Filmic creates black artefacts in highly saturated area


I’ve been playing around with Darktable 3.0 to check out the promising new Filmic RGB module and the associated RGB workflow for a while. When I threw the attached test image at it, I discovered black artefacts within highly saturated blue areas. This happens only if “preserve chrominance” is set to “no” or “Luminance Y”. The RAW file shows no signs of clipping in the affected areas, so I suspect a numerical problem. Or maybe I’m doing something completely wrong.

The black artefacts are in the upper right part of the image. Only whitebalance (set manually) and Filmic RGB with default settings except preserve chrominance is used.

No artefacts are created when “preserve chrominance” is set to “max RGB”

Finally, here’s the corresponding RAW file
IMGP7644.DNG (16.1 MB)

I’m using DT 3.0 on openSUSE 15.1

Any thoughts? Thanks!

What you are dealing with is a gamut clipping that is not directly related to filmic. Your dark saturated blue-purple is completely out of gamut. You need to either desaturate it or brighten it, to make it fit into the available gamut.

To deal with this kind of saturation issue in saturated blues, see the post darktable 3.0 for dummies : hardcore edition.

Thanks for your quick response. I’ll try your suggestions tomorrow.

Is there a specific reason why the out of gamut color is rendered as black instead clipping it to the closest possible color or using any other method of mapping it into the available space?

Filmic has a basic internal gamut mapping feature, that can use several strategies inspired by how film deals with colour. It will noticeably enforce a zero saturation at 0% of the norm you chose (assumed to be black). That is why, depending on the norm you chose (max RGB, luminance Y, etc.) what is assumed to be black is not exactly the same, so the desaturation doesn’t exactly behave the same.

What remains certain is you should have a very low saturation in shadows, or a bright-enough luminance in saturated areas, if you wish to stay reasonably in-gamut.


I’ve played around more and found that the black aretfacts disappear when white balance is disabled and replaced by adjusting the RGB curves. It also seems that the white balance module causes loss of tonality in the problematic dark blue area.
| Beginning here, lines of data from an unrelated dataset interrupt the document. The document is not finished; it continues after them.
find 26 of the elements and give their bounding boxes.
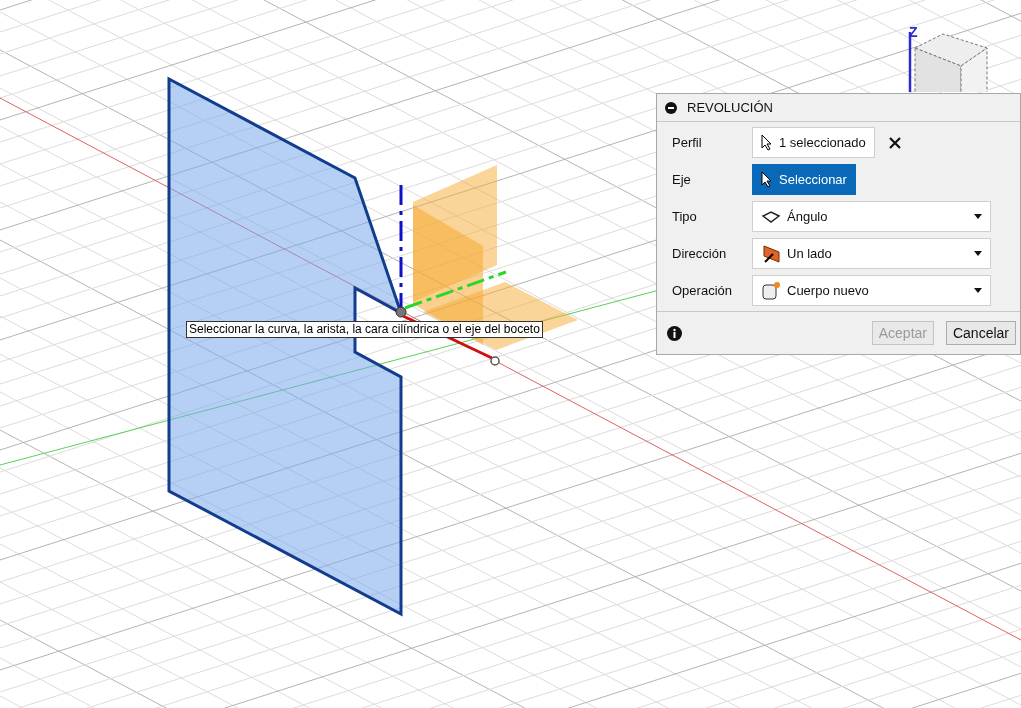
field-label: Eje (672, 172, 692, 187)
cursor-icon (761, 171, 773, 188)
dropdown-arrow-icon (974, 251, 982, 256)
dropdown[interactable]: Un lado (752, 238, 991, 269)
new-body-icon (761, 280, 781, 301)
cancel-button[interactable]: Cancelar (945, 321, 1016, 345)
select-button[interactable]: Seleccionar (752, 164, 856, 195)
close-icon[interactable] (888, 136, 901, 149)
field-label: Perfil (672, 135, 703, 150)
dropdown-arrow-icon (974, 288, 982, 293)
endpoint-marker (490, 356, 500, 366)
dropdown[interactable]: Ángulo (752, 201, 991, 232)
origin-point[interactable] (395, 306, 407, 318)
dropdown-arrow-icon (974, 214, 982, 219)
dropdown[interactable]: Cuerpo nuevo (752, 275, 991, 306)
field-label: Dirección (672, 246, 728, 261)
angle-icon (761, 209, 781, 224)
dialog-title: REVOLUCIÓN (687, 100, 773, 115)
direction-icon (761, 243, 781, 264)
tooltip: Seleccionar la curva, la arista, la cara cilíndrica o el eje del boceto (186, 321, 543, 338)
cursor-icon (761, 134, 773, 151)
info-icon[interactable] (667, 325, 682, 341)
selection-field[interactable]: 1 seleccionado (752, 127, 875, 158)
field-label: Operación (672, 283, 733, 298)
collapse-icon[interactable] (665, 101, 677, 114)
field-label: Tipo (672, 209, 698, 224)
Here are some samples:

Only white balance enabled, manually set by targetting the white wall in the background.

Replaced white balance by linear RGB curves. Adjusted R/G/B slopes by hand until the background has the same RGB value as when using the white balance. Note the improved tonality in the dark blue area.
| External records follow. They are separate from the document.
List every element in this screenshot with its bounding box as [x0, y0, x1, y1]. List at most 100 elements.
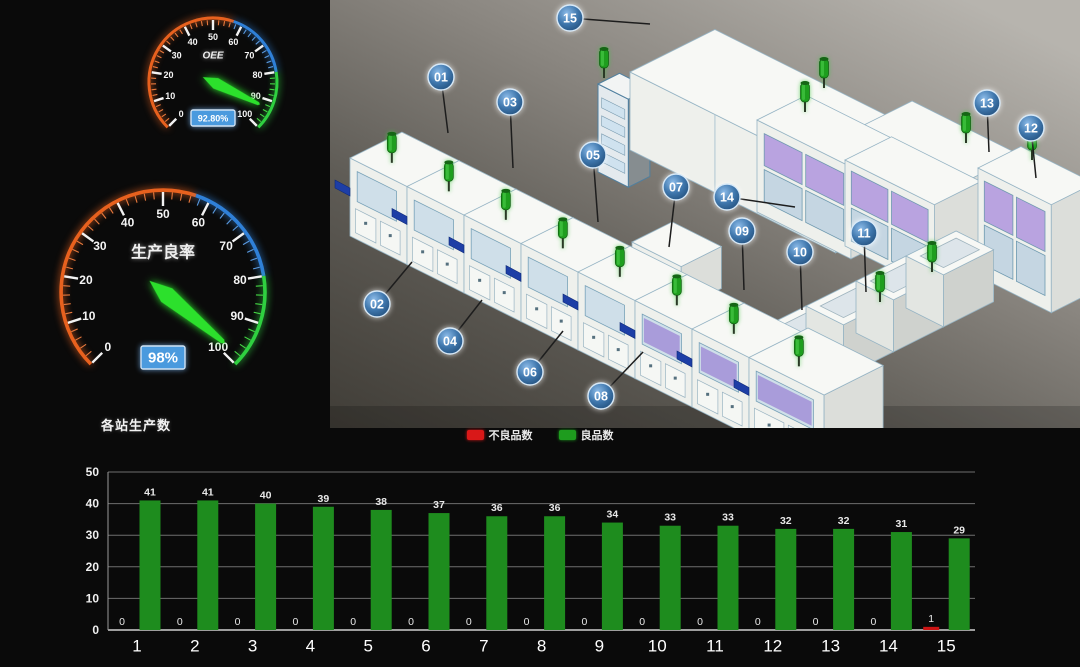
gauge-tick-label: 80 — [252, 70, 262, 80]
bar-good-4 — [313, 507, 334, 630]
gauge-tick — [197, 199, 200, 206]
legend-swatch-defect-icon — [467, 430, 484, 440]
gauge-tick — [71, 329, 77, 332]
bar-defect-value: 0 — [813, 616, 819, 628]
yield-gauge: 0102030405060708090100生产良率98% — [61, 190, 265, 369]
bar-good-value: 34 — [607, 509, 619, 521]
gauge-tick — [154, 98, 164, 101]
gauge-tick — [220, 213, 224, 219]
gauge-tick-label: 50 — [208, 32, 218, 42]
bar-defect-value: 1 — [928, 613, 934, 625]
gauge-tick-label: 0 — [105, 340, 112, 354]
chart-title: 各站生产数 — [101, 415, 171, 434]
gauge-tick — [264, 72, 274, 74]
gauge-tick — [196, 22, 197, 27]
gauge-tick — [235, 351, 240, 355]
bar-defect-15 — [923, 627, 939, 630]
bar-defect-value: 0 — [466, 616, 472, 628]
x-tick-label: 9 — [595, 637, 604, 656]
gauge-tick-label: 30 — [172, 51, 182, 61]
gauge-tick — [172, 192, 173, 199]
x-tick-label: 7 — [479, 637, 488, 656]
bar-good-12 — [775, 529, 796, 630]
gauge-value: 98% — [148, 350, 178, 367]
gauge-tick — [162, 114, 166, 117]
x-tick-label: 5 — [363, 637, 372, 656]
bar-defect-value: 0 — [639, 616, 645, 628]
y-tick-label: 30 — [86, 528, 100, 542]
gauge-tick-label: 50 — [156, 207, 170, 221]
factory-3d-view: 010203040506070809101112131415 — [330, 0, 1080, 428]
gauge-tick — [118, 203, 124, 215]
gauge-tick — [240, 344, 246, 348]
gauge-tick — [256, 41, 260, 44]
station-badge-label: 03 — [503, 96, 517, 110]
gauge-tick-label: 100 — [208, 340, 228, 354]
x-tick-label: 13 — [821, 637, 840, 656]
x-tick-label: 8 — [537, 637, 546, 656]
gauge-tick-label: 20 — [164, 70, 174, 80]
gauge-tick — [252, 37, 255, 41]
gauge-tick — [185, 27, 190, 36]
bar-good-3 — [255, 504, 276, 630]
x-tick-label: 6 — [421, 637, 430, 656]
gauge-needle — [144, 274, 230, 350]
station-badge-label: 12 — [1024, 122, 1038, 136]
bar-good-value: 33 — [722, 512, 734, 524]
gauge-tick — [254, 312, 261, 314]
bar-good-9 — [602, 523, 623, 630]
oee-gauge: 0102030405060708090100OEE92.80% — [149, 18, 277, 127]
gauge-tick — [190, 24, 192, 29]
gauge-tick — [265, 105, 270, 107]
gauge-tick — [269, 94, 274, 95]
bar-good-value: 32 — [838, 515, 850, 527]
gauge-tick — [244, 30, 247, 34]
station-badge-label: 07 — [669, 181, 683, 195]
gauge-tick — [77, 241, 83, 245]
gauge-tick — [175, 33, 178, 37]
gauge-tick — [69, 258, 76, 260]
bar-good-7 — [486, 516, 507, 630]
gauge-tick — [159, 109, 163, 111]
bar-defect-value: 0 — [350, 616, 356, 628]
x-tick-label: 2 — [190, 637, 199, 656]
station-badge-label: 04 — [443, 335, 457, 349]
x-tick-label: 3 — [248, 637, 257, 656]
gauge-tick — [251, 258, 258, 260]
gauge-tick — [262, 50, 266, 53]
x-tick-label: 10 — [648, 637, 667, 656]
gauge-tick — [65, 312, 72, 314]
gauge-tick — [265, 56, 270, 58]
y-tick-label: 50 — [86, 465, 100, 479]
bar-defect-value: 0 — [697, 616, 703, 628]
bar-good-15 — [949, 538, 970, 630]
gauge-tick — [169, 119, 176, 126]
gauge-tick-label: 100 — [237, 109, 252, 119]
gauge-tick — [250, 119, 257, 126]
gauge-tick-label: 20 — [79, 273, 93, 287]
gauge-tick — [202, 203, 208, 215]
gauge-tick — [234, 24, 236, 29]
bar-good-value: 41 — [144, 486, 156, 498]
station-badge-label: 06 — [523, 366, 537, 380]
bar-defect-value: 0 — [755, 616, 761, 628]
bar-defect-value: 0 — [292, 616, 298, 628]
gauge-tick — [255, 304, 262, 305]
station-badge-label: 05 — [586, 149, 600, 163]
bar-good-10 — [660, 526, 681, 630]
bar-defect-value: 0 — [524, 616, 530, 628]
gauge-tick — [255, 46, 263, 52]
gauge-tick — [229, 22, 230, 27]
station-badge-label: 13 — [980, 97, 994, 111]
bar-good-value: 33 — [664, 512, 676, 524]
gauge-tick — [237, 27, 242, 36]
bar-defect-value: 0 — [119, 616, 125, 628]
bar-defect-value: 0 — [870, 616, 876, 628]
gauge-tick — [152, 72, 162, 74]
bar-good-value: 36 — [549, 502, 561, 514]
gauge-tick-label: 60 — [192, 216, 206, 230]
gauge-tick — [73, 249, 79, 252]
gauge-tick — [80, 344, 86, 348]
bar-defect-value: 0 — [581, 616, 587, 628]
gauge-tick — [263, 109, 267, 111]
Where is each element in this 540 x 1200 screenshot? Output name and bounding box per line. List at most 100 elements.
Filmic with “preserve chrominance = no” creates no artefacts when used with RGB curves instead of white balance:

Filmic with white balance gives artefacts:

Ergo gamut issue.

Agree that the blue area is out of gamut. This is even the case when just loading the image with all modules disabled.

I’m wondering why the white balance module pushes the blue so much further out of gamut while the RGB curves don’t? Aren’t similar results to be expected? Why not?
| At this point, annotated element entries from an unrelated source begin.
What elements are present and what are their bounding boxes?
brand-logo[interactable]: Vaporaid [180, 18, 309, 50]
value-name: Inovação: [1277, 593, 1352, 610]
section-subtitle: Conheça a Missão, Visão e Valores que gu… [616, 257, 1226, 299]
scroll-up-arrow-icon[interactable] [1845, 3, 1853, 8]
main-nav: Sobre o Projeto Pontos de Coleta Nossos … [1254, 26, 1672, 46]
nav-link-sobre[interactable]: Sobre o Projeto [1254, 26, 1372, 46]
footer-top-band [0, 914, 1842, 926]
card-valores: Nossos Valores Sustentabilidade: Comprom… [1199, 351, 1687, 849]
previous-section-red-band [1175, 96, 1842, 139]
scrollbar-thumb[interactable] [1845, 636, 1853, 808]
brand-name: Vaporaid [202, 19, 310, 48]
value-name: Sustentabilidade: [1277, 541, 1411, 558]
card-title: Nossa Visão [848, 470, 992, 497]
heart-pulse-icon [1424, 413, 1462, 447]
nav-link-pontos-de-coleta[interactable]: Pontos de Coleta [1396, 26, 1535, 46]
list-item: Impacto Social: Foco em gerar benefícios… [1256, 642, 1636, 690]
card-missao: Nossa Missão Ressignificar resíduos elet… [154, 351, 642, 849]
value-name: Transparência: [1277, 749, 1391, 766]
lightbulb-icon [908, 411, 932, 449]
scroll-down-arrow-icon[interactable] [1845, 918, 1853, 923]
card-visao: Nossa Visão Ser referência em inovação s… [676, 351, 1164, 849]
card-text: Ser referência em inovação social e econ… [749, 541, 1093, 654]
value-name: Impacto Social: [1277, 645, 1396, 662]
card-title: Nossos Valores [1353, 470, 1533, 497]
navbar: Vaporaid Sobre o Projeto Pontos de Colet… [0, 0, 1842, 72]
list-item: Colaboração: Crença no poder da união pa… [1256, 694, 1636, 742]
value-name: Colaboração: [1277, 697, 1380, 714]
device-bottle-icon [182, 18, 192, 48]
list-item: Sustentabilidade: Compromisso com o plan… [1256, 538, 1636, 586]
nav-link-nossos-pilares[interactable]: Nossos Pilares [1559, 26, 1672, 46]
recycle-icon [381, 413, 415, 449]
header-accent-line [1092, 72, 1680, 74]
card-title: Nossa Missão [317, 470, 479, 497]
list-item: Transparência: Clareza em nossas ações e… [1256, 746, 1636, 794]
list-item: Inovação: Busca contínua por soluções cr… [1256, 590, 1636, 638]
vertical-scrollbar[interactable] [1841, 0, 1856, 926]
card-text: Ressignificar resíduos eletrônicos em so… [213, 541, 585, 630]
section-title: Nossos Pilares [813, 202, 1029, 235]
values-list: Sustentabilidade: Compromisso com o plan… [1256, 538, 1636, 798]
If you set your white balance so that the colour gets “colder”, then you push the blues even more out of the range.

RGB curves doesn’t work the same at all. The white balance adjustment only multiplies the RGB components of all the pixels by a constant (linked to the color of the illuminant) defined for each channel. The RGB curves do a custom adjustment based on the original value of the pixel, linked to nothing meaningful (it’s user arbitrary).


Thanks for your patience.

The white balance adjustment only multiplies the RGB components of all the pixels by a constant (linked to the color of the illuminant) defined for each channel.

So we get a diagonal matrix for white balance which looks like this one (from wikipedia):


The diagonal elements are the scaling factors for the red, green and blue channels which I suppose to be the numbers next to the red, green and blue sliders of the white balance module.

I guess that the channel mixer is a matrix multiplication with all 9 elements settable. If I enter the factors from the WB RGB sliders into the channel mixer parameters which correspond to the diagonal elements, then the result should be the same or am I wrong here?


Manual white balance targeting the white wall in the background yields factors of 1.214 / 1.000 / 1.971 and the RGB value of the white wall becomes (155,156,158).

If I enter the same factors into the channel mixer, the white wall has an RBG value of (161,168,153). Furthermore, the problematic blue area is much less oversaturated and shows more tonal nuances.

With the RBG curves I did adjust the RGB slopes (i.e. the diagonal elements of the matrix) until the white wall RGB value becomes (155,156,158). While the wall looks the same as when using the white balance, the blue area is significantly different.

From the above I conclude that the white balance calculation isn’t just a matrix multiplication but does something nonlinear.

What do you think? Thanks!

I may be wrong, but maybe it has to do with white balance being applied BEFORE demosaic? Both white balance and RGB curves are linear, but the first is applied in camera space and the second in working space (in particular, there is a black level subtraction in the middle).

Be careful, channel mixers clip everything outside of [0 ; 100]% at the output. Indeed, it’s a 3×3 matrix multiplication. WB is exactly the same where you only set the diagonal of the matrix, and everything else is 0.

Do you know why WB is applied before black level subtraction? Does this make sense from a physical perspective? I don’t think so because the scaling will also shift the black point.